Aux Etats-Unis, la frénésie autour de l’intelligence artificielle génère de vives tensions sur les chaînes d’approvisionnement des équipements fonctionnant au gaz naturel, plébiscité pour alimenter les centres de données. Afin de répondre à la demande, plusieurs start-up développent des solutions inspirées de l’aéronautique, dont les moteurs ne sont pas si éloignés des turbines.

Porté sur le devant de la scène depuis l’essor de ChatGPT, l’écosystème de l’intelligence artificielle a-t-il formé une bulle spéculative, prête à imploser ? Si les doutes s’accumulent, la fièvre des datacenters, colonne vertébrale de la filière, ne retombe pas.

Selon les prévisions de l’Agence internationale de l’énergie, la consommation mondiale d’électricité de ces infrastructures devrait plus que doubler d’ici à 2030, jusqu’à atteindre environ 945 TWh, soit environ la consommation actuelle du Japon. Les Etats-Unis, berceau des plus puissants géants du numérique, entendent bien conserver leur rang dans cette nouvelle bataille, et investissent donc massivement pour développer des centres de données.
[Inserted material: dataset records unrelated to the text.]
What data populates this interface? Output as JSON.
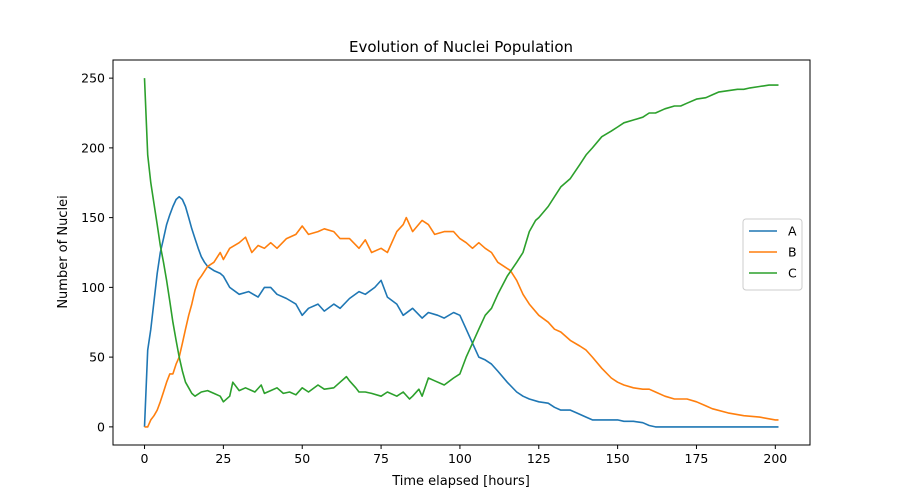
{
  "chart_data": {
    "type": "line",
    "title": "Evolution of Nuclei Population",
    "xlabel": "Time elapsed [hours]",
    "ylabel": "Number of Nuclei",
    "xlim": [
      -10,
      211
    ],
    "ylim": [
      -13,
      263
    ],
    "xticks": [
      0,
      25,
      50,
      75,
      100,
      125,
      150,
      175,
      200
    ],
    "yticks": [
      0,
      50,
      100,
      150,
      200,
      250
    ],
    "grid": false,
    "legend_position": "center-right",
    "series": [
      {
        "name": "A",
        "color": "#1f77b4",
        "points": [
          [
            0,
            0
          ],
          [
            1,
            55
          ],
          [
            2,
            70
          ],
          [
            3,
            90
          ],
          [
            4,
            110
          ],
          [
            5,
            125
          ],
          [
            6,
            135
          ],
          [
            7,
            145
          ],
          [
            8,
            152
          ],
          [
            9,
            158
          ],
          [
            10,
            163
          ],
          [
            11,
            165
          ],
          [
            12,
            163
          ],
          [
            13,
            158
          ],
          [
            14,
            150
          ],
          [
            15,
            142
          ],
          [
            16,
            135
          ],
          [
            17,
            128
          ],
          [
            18,
            122
          ],
          [
            19,
            118
          ],
          [
            20,
            115
          ],
          [
            22,
            112
          ],
          [
            24,
            110
          ],
          [
            25,
            108
          ],
          [
            27,
            100
          ],
          [
            30,
            95
          ],
          [
            33,
            97
          ],
          [
            36,
            93
          ],
          [
            38,
            100
          ],
          [
            40,
            100
          ],
          [
            42,
            95
          ],
          [
            45,
            92
          ],
          [
            48,
            88
          ],
          [
            50,
            80
          ],
          [
            52,
            85
          ],
          [
            55,
            88
          ],
          [
            57,
            83
          ],
          [
            60,
            88
          ],
          [
            62,
            85
          ],
          [
            65,
            92
          ],
          [
            68,
            97
          ],
          [
            70,
            95
          ],
          [
            73,
            100
          ],
          [
            75,
            105
          ],
          [
            77,
            93
          ],
          [
            80,
            88
          ],
          [
            82,
            80
          ],
          [
            85,
            85
          ],
          [
            88,
            78
          ],
          [
            90,
            82
          ],
          [
            93,
            80
          ],
          [
            95,
            78
          ],
          [
            98,
            82
          ],
          [
            100,
            80
          ],
          [
            102,
            70
          ],
          [
            104,
            60
          ],
          [
            106,
            50
          ],
          [
            108,
            48
          ],
          [
            110,
            45
          ],
          [
            112,
            40
          ],
          [
            115,
            32
          ],
          [
            118,
            25
          ],
          [
            120,
            22
          ],
          [
            122,
            20
          ],
          [
            125,
            18
          ],
          [
            128,
            17
          ],
          [
            130,
            14
          ],
          [
            132,
            12
          ],
          [
            135,
            12
          ],
          [
            137,
            10
          ],
          [
            140,
            7
          ],
          [
            142,
            5
          ],
          [
            145,
            5
          ],
          [
            148,
            5
          ],
          [
            150,
            5
          ],
          [
            152,
            4
          ],
          [
            155,
            4
          ],
          [
            158,
            3
          ],
          [
            160,
            1
          ],
          [
            162,
            0
          ],
          [
            165,
            0
          ],
          [
            170,
            0
          ],
          [
            180,
            0
          ],
          [
            190,
            0
          ],
          [
            200,
            0
          ],
          [
            201,
            0
          ]
        ]
      },
      {
        "name": "B",
        "color": "#ff7f0e",
        "points": [
          [
            0,
            0
          ],
          [
            1,
            0
          ],
          [
            2,
            5
          ],
          [
            3,
            8
          ],
          [
            4,
            12
          ],
          [
            5,
            18
          ],
          [
            6,
            25
          ],
          [
            7,
            32
          ],
          [
            8,
            38
          ],
          [
            9,
            38
          ],
          [
            10,
            45
          ],
          [
            11,
            50
          ],
          [
            12,
            60
          ],
          [
            13,
            70
          ],
          [
            14,
            80
          ],
          [
            15,
            88
          ],
          [
            16,
            98
          ],
          [
            17,
            105
          ],
          [
            18,
            108
          ],
          [
            20,
            115
          ],
          [
            22,
            118
          ],
          [
            24,
            125
          ],
          [
            25,
            120
          ],
          [
            27,
            128
          ],
          [
            30,
            132
          ],
          [
            32,
            136
          ],
          [
            34,
            125
          ],
          [
            36,
            130
          ],
          [
            38,
            128
          ],
          [
            40,
            132
          ],
          [
            42,
            128
          ],
          [
            45,
            135
          ],
          [
            48,
            138
          ],
          [
            50,
            144
          ],
          [
            52,
            138
          ],
          [
            55,
            140
          ],
          [
            57,
            142
          ],
          [
            60,
            140
          ],
          [
            62,
            135
          ],
          [
            65,
            135
          ],
          [
            68,
            128
          ],
          [
            70,
            134
          ],
          [
            72,
            125
          ],
          [
            75,
            128
          ],
          [
            77,
            125
          ],
          [
            80,
            140
          ],
          [
            82,
            145
          ],
          [
            83,
            150
          ],
          [
            85,
            140
          ],
          [
            88,
            148
          ],
          [
            90,
            145
          ],
          [
            92,
            138
          ],
          [
            95,
            140
          ],
          [
            98,
            140
          ],
          [
            100,
            135
          ],
          [
            102,
            132
          ],
          [
            104,
            128
          ],
          [
            106,
            132
          ],
          [
            108,
            128
          ],
          [
            110,
            125
          ],
          [
            112,
            118
          ],
          [
            114,
            115
          ],
          [
            116,
            112
          ],
          [
            118,
            105
          ],
          [
            120,
            95
          ],
          [
            122,
            88
          ],
          [
            125,
            80
          ],
          [
            128,
            75
          ],
          [
            130,
            70
          ],
          [
            132,
            68
          ],
          [
            135,
            62
          ],
          [
            138,
            58
          ],
          [
            140,
            55
          ],
          [
            142,
            50
          ],
          [
            145,
            42
          ],
          [
            148,
            35
          ],
          [
            150,
            32
          ],
          [
            152,
            30
          ],
          [
            155,
            28
          ],
          [
            158,
            27
          ],
          [
            160,
            27
          ],
          [
            162,
            25
          ],
          [
            165,
            22
          ],
          [
            168,
            20
          ],
          [
            170,
            20
          ],
          [
            172,
            20
          ],
          [
            175,
            18
          ],
          [
            178,
            15
          ],
          [
            180,
            13
          ],
          [
            185,
            10
          ],
          [
            190,
            8
          ],
          [
            195,
            7
          ],
          [
            200,
            5
          ],
          [
            201,
            5
          ]
        ]
      },
      {
        "name": "C",
        "color": "#2ca02c",
        "points": [
          [
            0,
            250
          ],
          [
            1,
            195
          ],
          [
            2,
            175
          ],
          [
            3,
            160
          ],
          [
            4,
            145
          ],
          [
            5,
            130
          ],
          [
            6,
            118
          ],
          [
            7,
            105
          ],
          [
            8,
            90
          ],
          [
            9,
            75
          ],
          [
            10,
            62
          ],
          [
            11,
            50
          ],
          [
            12,
            40
          ],
          [
            13,
            32
          ],
          [
            14,
            28
          ],
          [
            15,
            24
          ],
          [
            16,
            22
          ],
          [
            18,
            25
          ],
          [
            20,
            26
          ],
          [
            22,
            24
          ],
          [
            24,
            22
          ],
          [
            25,
            18
          ],
          [
            27,
            22
          ],
          [
            28,
            32
          ],
          [
            30,
            26
          ],
          [
            32,
            28
          ],
          [
            35,
            25
          ],
          [
            37,
            30
          ],
          [
            38,
            24
          ],
          [
            40,
            26
          ],
          [
            42,
            28
          ],
          [
            44,
            24
          ],
          [
            46,
            25
          ],
          [
            48,
            23
          ],
          [
            50,
            28
          ],
          [
            52,
            25
          ],
          [
            55,
            30
          ],
          [
            57,
            27
          ],
          [
            60,
            28
          ],
          [
            62,
            32
          ],
          [
            64,
            36
          ],
          [
            65,
            33
          ],
          [
            67,
            28
          ],
          [
            68,
            25
          ],
          [
            70,
            25
          ],
          [
            72,
            24
          ],
          [
            75,
            22
          ],
          [
            77,
            25
          ],
          [
            80,
            22
          ],
          [
            82,
            25
          ],
          [
            84,
            20
          ],
          [
            85,
            22
          ],
          [
            87,
            27
          ],
          [
            88,
            22
          ],
          [
            90,
            35
          ],
          [
            92,
            33
          ],
          [
            95,
            30
          ],
          [
            98,
            35
          ],
          [
            100,
            38
          ],
          [
            102,
            50
          ],
          [
            104,
            60
          ],
          [
            106,
            70
          ],
          [
            108,
            80
          ],
          [
            110,
            85
          ],
          [
            112,
            95
          ],
          [
            115,
            108
          ],
          [
            118,
            118
          ],
          [
            120,
            125
          ],
          [
            122,
            140
          ],
          [
            124,
            148
          ],
          [
            125,
            150
          ],
          [
            128,
            158
          ],
          [
            130,
            165
          ],
          [
            132,
            172
          ],
          [
            135,
            178
          ],
          [
            138,
            188
          ],
          [
            140,
            195
          ],
          [
            142,
            200
          ],
          [
            145,
            208
          ],
          [
            148,
            212
          ],
          [
            150,
            215
          ],
          [
            152,
            218
          ],
          [
            155,
            220
          ],
          [
            158,
            222
          ],
          [
            160,
            225
          ],
          [
            162,
            225
          ],
          [
            165,
            228
          ],
          [
            168,
            230
          ],
          [
            170,
            230
          ],
          [
            172,
            232
          ],
          [
            175,
            235
          ],
          [
            178,
            236
          ],
          [
            180,
            238
          ],
          [
            182,
            240
          ],
          [
            185,
            241
          ],
          [
            188,
            242
          ],
          [
            190,
            242
          ],
          [
            192,
            243
          ],
          [
            195,
            244
          ],
          [
            198,
            245
          ],
          [
            200,
            245
          ],
          [
            201,
            245
          ]
        ]
      }
    ]
  }
}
Mais encore faut-il réussir à alimenter ces machines, particulièrement gourmandes en énergie. Ouvertement opposée aux énergies renouvelables, l’administration Trump mise avant tout sur le gaz naturel, qui pèse déjà 40% dans le mix électrique du pays. Selon le département de l’énergie des Etats-Unis, 19 GW de capacités supplémentaires seront installées en moyenne chaque année sur la période 2025-2030, contre 9 GW sur la période 2010-2024. Ils ne sont d’ailleurs pas les seuls à opter pour cette source d’énergie fossile : le cabinet Rystad estime que les commandes mondiales de turbines à gaz s’élèveront à 85 GW en 2025, soit 50 % de plus qu’en 2024.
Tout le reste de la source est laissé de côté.